Claire schlich leise durch den düsteren Flur, ihre schwarzen High Heels hinterließen kaum einen Laut auf dem knarzenden Holzboden. Vor der schweren, geschnitzten Holztür hielt sie einen Moment inne. Ihre Hand zitterte leicht, als sie den seidigen Stoff ihrer Maske zurechtrückte, die zarte Spitze umrahmte ihre Augen, verbarg ihre Identität und verlieh ihr zugleich ein geheimnisvolles Gefühl von Freiheit. Es war das Spiel der Verführung und Anonymität, das sie jedes Mal elektrisierte, wenn sie dieses Haus betrat.
Ihr Nachbar ließ ihr stets die Tür unverschlossen. Er wusste, dass sie kommen würde. Immer zur selben Zeit, immer mit derselben stillen Eleganz. Sie öffnete die Tür und trat in den Salon, der von warmem Kerzenschein und dem schwachen Duft von altem Holz und edlen Stoffen erfüllt war. Der Mann, dessen Namen sie nicht kannte und den sie nie zu Gesicht bekam, hatte sich erneut unsichtbar gemacht, ihr die Bühne allein überlassen.
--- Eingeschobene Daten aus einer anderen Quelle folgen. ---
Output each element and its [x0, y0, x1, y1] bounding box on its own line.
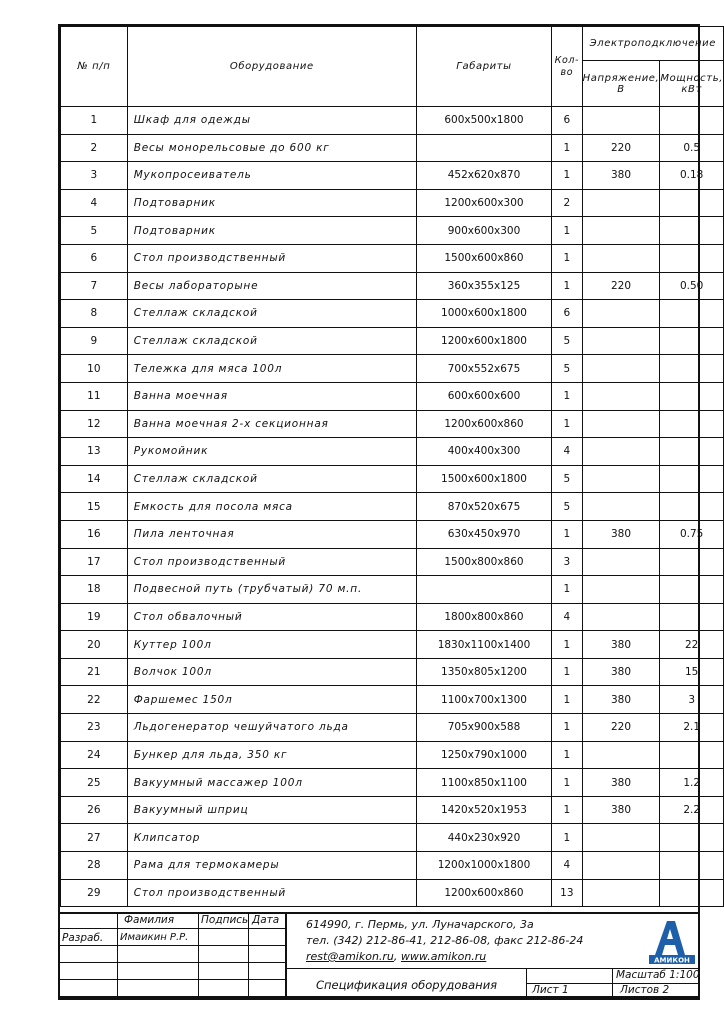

Vor dem antiken Mannborg-Piano blieb sie stehen, ließ ihre Finger sanft über die vergilbten Tasten gleiten. Ein Lächeln umspielte ihre Lippen, als sie sich auf den Hocker setzte, ihre nackte Haut prickelte unter der Berührung des samtigen Stoffes. Ihre Hände schwebten über den Tasten, dann begann sie zu spielen – leise, zärtliche Melodien, die die Stille durchbrachen und den Raum mit einer intimen Atmosphäre füllten.
Claire spürte, dass er da war. Irgendwo in den Schatten, lauschend, jede ihrer Bewegungen mit seinen Augen verschlingend. Der Gedanke, beobachtet zu werden, ohne dass er sie wirklich kannte, entzündete ein Feuer in ihr. Sie spielte nicht nur für ihn, sondern auch für sich selbst – ein sinnliches Ritual, das sie beide in dieser stillen, verlockenden Symbiose verband.
Die Musik hallte leise nach, während Claire ihre Lippen an die Tasten führte und eine letzte Note in die Dunkelheit schickte.